Slowly, but surely, people are beginning to reexamine the Justice Department’s investigation and conclusions, and some of their opinions are painting an entirely different type of outrage. This outrage is directed at the Justice Department and what they feel is a slanted investigation, or at the very least, a slanted view on the findings of said investigation.
One of the most visible of the “dissenters” to the popular opinion has to be John R. Lott, the president of the Crime Prevention Research Center and a former chief economist for the United States Sentencing Commission. In this article he wrote for the New York Post, Lott spells out his argument that the Justice Department’s report does not prove discrimination in the police department. In fact, he claims that the findings don’t even prove that African-Americans are even treated differently, let alone more harshly, by the police department.
Much like the Justice Department’s report, Lott’s argument focuses on the numbers. The percentages that many say prove racism and discrimination do no such thing, according to Lott.
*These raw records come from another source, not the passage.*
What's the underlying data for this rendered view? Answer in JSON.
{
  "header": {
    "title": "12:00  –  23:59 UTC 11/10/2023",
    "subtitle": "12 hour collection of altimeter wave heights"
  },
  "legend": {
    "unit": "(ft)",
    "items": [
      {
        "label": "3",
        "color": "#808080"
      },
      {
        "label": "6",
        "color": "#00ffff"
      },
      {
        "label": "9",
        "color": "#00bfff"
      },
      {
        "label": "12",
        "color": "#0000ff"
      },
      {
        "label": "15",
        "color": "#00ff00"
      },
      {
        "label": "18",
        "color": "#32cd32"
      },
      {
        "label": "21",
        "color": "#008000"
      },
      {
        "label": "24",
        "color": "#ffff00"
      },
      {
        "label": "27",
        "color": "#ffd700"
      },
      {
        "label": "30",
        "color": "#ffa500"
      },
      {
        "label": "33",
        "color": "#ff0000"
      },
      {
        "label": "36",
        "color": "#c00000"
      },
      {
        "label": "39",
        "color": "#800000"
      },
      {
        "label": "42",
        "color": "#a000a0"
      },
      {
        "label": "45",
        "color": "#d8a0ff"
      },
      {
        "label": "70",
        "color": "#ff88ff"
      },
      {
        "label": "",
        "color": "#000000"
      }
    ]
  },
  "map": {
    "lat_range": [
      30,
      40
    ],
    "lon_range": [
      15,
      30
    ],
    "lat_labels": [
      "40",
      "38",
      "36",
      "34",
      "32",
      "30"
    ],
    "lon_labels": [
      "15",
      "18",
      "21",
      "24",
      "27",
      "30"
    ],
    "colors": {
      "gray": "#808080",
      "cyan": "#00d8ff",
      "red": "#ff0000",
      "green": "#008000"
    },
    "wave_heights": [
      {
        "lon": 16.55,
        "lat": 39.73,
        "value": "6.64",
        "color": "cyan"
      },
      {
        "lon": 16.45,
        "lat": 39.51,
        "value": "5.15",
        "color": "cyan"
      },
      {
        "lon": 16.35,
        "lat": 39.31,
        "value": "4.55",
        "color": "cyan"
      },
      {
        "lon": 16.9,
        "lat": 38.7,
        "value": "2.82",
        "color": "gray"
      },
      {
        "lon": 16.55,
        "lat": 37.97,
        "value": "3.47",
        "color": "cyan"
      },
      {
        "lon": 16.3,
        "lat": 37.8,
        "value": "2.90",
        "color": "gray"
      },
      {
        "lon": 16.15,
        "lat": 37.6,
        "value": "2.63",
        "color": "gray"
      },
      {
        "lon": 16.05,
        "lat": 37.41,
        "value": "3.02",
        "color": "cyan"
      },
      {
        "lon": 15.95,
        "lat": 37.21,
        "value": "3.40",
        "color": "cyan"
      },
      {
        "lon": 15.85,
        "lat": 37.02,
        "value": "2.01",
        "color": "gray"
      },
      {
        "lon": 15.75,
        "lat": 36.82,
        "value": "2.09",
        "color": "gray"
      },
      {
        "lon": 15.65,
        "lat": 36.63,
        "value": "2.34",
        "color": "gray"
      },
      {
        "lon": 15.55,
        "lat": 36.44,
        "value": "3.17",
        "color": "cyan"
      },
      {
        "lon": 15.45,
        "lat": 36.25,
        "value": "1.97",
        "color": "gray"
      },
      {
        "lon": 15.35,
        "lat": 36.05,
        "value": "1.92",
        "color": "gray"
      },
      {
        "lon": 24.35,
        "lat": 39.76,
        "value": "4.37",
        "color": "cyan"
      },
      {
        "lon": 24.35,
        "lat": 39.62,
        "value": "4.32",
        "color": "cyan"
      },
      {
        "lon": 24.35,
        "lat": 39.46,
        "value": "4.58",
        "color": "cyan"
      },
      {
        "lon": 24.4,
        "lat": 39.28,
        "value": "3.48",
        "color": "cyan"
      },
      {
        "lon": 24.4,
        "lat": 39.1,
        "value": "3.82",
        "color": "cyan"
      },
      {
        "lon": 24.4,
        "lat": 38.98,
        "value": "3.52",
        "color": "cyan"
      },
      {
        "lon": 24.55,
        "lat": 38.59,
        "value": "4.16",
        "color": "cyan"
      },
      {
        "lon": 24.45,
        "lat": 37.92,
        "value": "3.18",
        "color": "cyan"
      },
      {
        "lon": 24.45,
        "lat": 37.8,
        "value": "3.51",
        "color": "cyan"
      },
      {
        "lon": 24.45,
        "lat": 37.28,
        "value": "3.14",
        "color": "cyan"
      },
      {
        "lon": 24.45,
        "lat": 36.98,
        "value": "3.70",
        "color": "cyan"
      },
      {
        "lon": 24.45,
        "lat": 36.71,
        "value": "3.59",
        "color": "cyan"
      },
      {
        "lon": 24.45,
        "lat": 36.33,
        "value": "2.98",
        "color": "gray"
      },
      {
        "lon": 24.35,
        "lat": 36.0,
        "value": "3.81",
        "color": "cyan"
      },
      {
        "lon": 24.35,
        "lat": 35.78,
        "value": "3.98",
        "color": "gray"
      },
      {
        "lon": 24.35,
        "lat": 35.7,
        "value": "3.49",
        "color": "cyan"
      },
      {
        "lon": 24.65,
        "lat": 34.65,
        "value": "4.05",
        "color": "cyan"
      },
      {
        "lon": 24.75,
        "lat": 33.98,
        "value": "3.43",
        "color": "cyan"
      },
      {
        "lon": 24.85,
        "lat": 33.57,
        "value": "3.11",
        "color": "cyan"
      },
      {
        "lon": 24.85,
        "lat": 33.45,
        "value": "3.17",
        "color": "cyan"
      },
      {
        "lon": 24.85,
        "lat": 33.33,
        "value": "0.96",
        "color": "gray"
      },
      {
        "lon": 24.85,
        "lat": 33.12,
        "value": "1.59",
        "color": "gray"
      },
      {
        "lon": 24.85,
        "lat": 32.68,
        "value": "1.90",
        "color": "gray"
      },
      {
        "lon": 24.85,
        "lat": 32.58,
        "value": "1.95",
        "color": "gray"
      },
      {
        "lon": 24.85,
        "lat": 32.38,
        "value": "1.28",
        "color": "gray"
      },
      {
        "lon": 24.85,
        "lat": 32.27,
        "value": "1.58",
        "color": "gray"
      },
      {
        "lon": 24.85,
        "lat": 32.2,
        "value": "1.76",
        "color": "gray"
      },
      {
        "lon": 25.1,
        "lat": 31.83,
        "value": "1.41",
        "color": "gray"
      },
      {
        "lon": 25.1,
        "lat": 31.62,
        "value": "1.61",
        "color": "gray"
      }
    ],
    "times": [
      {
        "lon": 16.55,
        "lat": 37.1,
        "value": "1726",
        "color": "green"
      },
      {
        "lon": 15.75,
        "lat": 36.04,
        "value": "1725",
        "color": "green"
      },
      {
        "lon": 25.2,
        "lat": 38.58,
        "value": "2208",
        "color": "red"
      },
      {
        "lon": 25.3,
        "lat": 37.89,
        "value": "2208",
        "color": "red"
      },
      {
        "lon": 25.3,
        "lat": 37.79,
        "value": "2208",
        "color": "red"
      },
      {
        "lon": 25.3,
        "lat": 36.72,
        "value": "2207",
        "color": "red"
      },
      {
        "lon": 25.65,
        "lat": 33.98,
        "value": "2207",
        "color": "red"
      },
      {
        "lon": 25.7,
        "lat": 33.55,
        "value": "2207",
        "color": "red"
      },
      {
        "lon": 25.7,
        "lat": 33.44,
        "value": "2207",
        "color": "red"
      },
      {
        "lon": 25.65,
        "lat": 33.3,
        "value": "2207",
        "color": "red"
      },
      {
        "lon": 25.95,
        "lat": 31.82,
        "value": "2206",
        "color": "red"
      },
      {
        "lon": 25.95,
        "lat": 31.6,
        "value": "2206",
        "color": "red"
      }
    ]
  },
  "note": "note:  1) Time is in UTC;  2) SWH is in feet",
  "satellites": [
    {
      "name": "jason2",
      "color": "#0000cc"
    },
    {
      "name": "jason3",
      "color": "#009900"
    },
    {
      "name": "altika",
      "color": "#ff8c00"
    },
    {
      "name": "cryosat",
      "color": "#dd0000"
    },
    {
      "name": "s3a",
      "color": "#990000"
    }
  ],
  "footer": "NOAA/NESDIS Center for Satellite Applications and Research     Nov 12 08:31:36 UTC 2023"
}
For example, Lott points out a series of statistics from the report, in which “African-Americans account for 85 percent of vehicle stops, 90 percent of citations, and 93 percent of arrests made by FPD officers, despite comprising only 67 percent of Ferguson’s population.”
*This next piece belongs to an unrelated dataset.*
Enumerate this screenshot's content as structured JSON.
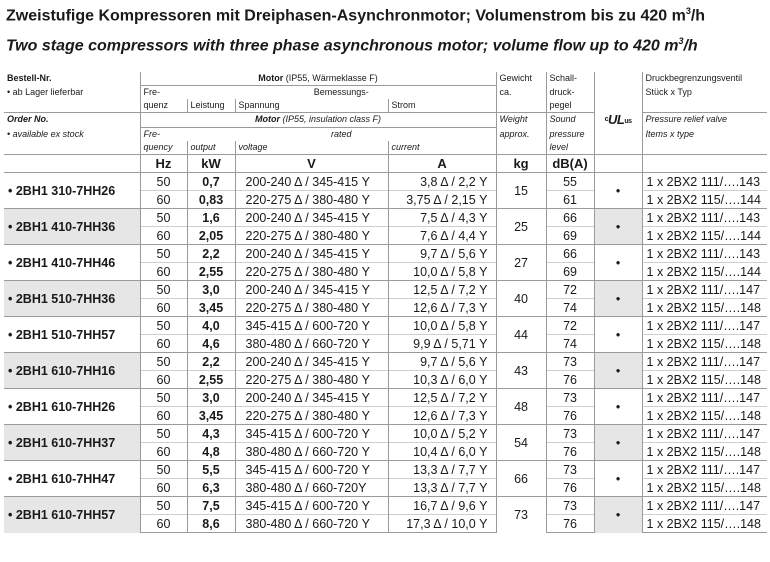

On the surface, that seems to be a damning statistic, and one that would show at least a propensity toward racism from the FPD. But Lott pulls up statistics from the Bureau of Justice’s 2011 Police-Public Contact Survey. These statistics show that blacks throughout the United States were 31 percent more likely than whites to be pulled over for a traffic stop. Because African-Americans are a 67 percent majority of the population, by taking those national statistics and applying them to the FPD, African-Americans would have accounted for 87.5 percent of traffic stops.
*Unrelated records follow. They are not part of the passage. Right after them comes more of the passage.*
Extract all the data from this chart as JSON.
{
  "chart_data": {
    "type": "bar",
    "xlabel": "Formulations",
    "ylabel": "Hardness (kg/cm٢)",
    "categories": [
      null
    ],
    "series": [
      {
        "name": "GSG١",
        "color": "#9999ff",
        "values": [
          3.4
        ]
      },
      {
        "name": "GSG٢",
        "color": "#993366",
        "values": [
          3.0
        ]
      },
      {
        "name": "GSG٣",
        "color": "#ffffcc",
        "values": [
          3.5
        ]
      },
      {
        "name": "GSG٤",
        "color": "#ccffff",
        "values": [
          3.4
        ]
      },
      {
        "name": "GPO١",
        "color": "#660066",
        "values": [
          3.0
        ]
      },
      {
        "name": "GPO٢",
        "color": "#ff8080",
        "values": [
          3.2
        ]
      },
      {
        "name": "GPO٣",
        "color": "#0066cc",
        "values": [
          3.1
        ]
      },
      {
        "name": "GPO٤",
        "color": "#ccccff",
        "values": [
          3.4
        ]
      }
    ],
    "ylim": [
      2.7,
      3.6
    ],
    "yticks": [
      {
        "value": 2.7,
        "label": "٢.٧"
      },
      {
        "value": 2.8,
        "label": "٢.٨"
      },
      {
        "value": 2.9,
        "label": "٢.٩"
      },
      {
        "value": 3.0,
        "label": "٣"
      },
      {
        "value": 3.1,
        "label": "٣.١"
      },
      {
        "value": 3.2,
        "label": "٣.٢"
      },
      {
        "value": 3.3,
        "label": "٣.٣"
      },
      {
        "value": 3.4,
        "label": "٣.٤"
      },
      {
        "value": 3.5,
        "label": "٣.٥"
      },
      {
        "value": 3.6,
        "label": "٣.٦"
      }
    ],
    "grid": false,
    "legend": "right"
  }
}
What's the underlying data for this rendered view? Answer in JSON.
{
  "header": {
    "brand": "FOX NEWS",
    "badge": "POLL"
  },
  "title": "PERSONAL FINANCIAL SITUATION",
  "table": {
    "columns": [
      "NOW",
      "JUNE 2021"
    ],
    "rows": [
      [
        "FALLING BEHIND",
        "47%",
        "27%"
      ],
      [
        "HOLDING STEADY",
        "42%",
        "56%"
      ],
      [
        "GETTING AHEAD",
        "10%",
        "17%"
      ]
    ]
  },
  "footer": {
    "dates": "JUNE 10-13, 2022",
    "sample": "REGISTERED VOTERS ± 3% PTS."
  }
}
So in reality, according to the statistics that Lott pulls together, The Ferguson Police Department is slightly less likely to pull over African-American drivers than the national average. Lott also points out that many people would point to the 31 percent higher likelihood as evidence of nationwide racism, but Lott once again points to data which suggests that African-Americans are almost twice as likely to die in car accidents. Lott draws the line to say perhaps because African-Americans are higher-risk drivers, they might naturally be breaking more traffic laws, thus be more likely to get pulled over by police.
While Lott makes several other points throughout his opinion-piece, his most powerful statement lies at the end, where he writes “The Justice Department’s report reads as a prosecutor’s brief, not an unbiased attempt to get at the truth, with evidence carefully selected and portrayed in the strongest possible light. Differences don’t necessarily imply racism, but the Obama Justice Department doesn’t seem to care.”